Distributed job execution in IVIS Framework
Thesis title in Czech: | Distribuované vykonávání jobu v IVIS Framework |
---|---|
Thesis title in English: | Distributed job execution in IVIS Framework |
Key words: | distribuovaný výpočet|cloud|zpracování dat|javascript |
English key words: | distributed computing|cloud|data processing|javascript |
Academic year of topic announcement: | 2022/2023 |
Thesis type: | Bachelor's thesis |
Thesis language: | angličtina |
Department: | Department of Distributed and Dependable Systems (32-KDSS) |
Supervisor: | prof. RNDr. Tomáš Bureš, Ph.D. |
Author: | hidden - assigned and confirmed by the Study Dept. |
Date of registration: | 29.09.2022 |
Date of assignment: | 02.10.2022 |
Confirmed by Study dept. on: | 23.11.2022 |
Date and time of defence: | 07.09.2023 09:00 |
Date of electronic submission: | 14.07.2023 |
Date of submission of printed version: | 14.07.2023 |
Date of proceeded defence: | 07.09.2023 |
Opponents: | Mgr. Vojtěch Horký, Ph.D. |
Guidelines |
IVIS is a web-based framework for creating data analytics and visualization web applications. The framework allows complex data processing through the mechanism of tasks and jobs. A task is a collection of Python scripts and metadata that specifies the parameters of the scripts. A job is an instantiation of the task with a concrete set of parameters and input datasets and with the specification of triggers that govern when the job is executed.

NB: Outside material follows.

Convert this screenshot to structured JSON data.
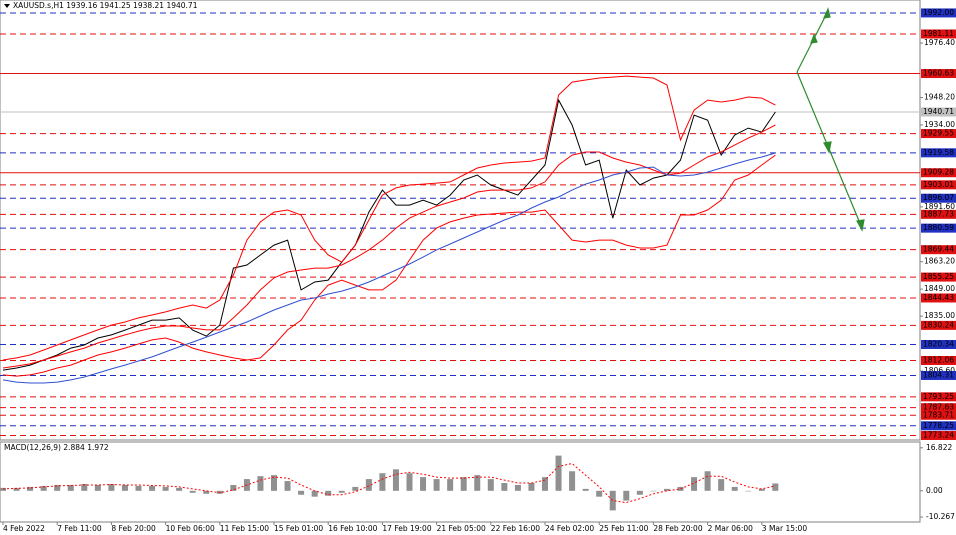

In its current form, the execution of a job may utilize only the host machine of the IVIS server. This fact manifests in almost every part of a job lifecycle implementation: from creation to scheduling and execution. This thesis aims to extend the task and job subsystems to allow for external computation resources (individual machines and machine pools) for job execution. The solution will require extending the IVIS-core server with 1. a way to add external executor nodes 2. a way to configure an executor node on a per-job basis 3. a way to securely communicate with the executor nodes over the internet 4. new logic for scheduling remotely-executing jobs While executing, a job utilizes the IVIS Python package to coordinate with the IVIS-core server. This includes the reception of input data, connection to a storage and indexing solution (currently Elasticsearch), and sending requests to the IVIS server to allow side effects such as creating derived datasets and storage of the state of the job. Because the data storage is centralized on the IVIS server host, remotely executing jobs will require a secure way to communicate with the IVIS server and the storage and indexing server (Elasticsearch). The solution should enable the user of the IVIS framework to run jobs on a particular machine (local or remote) as well as on a configured pool of automatically managed machines. The implementation aims to support local execution (the status quo), execution on a publicly-available machine, and execution using a pool backed by a local computing cluster or a commercial cloud service provider. The solution will be validated using an artificial set of tasks, jobs, and datasets. |
References |
[1] https://github.com/smartarch/ivis-core |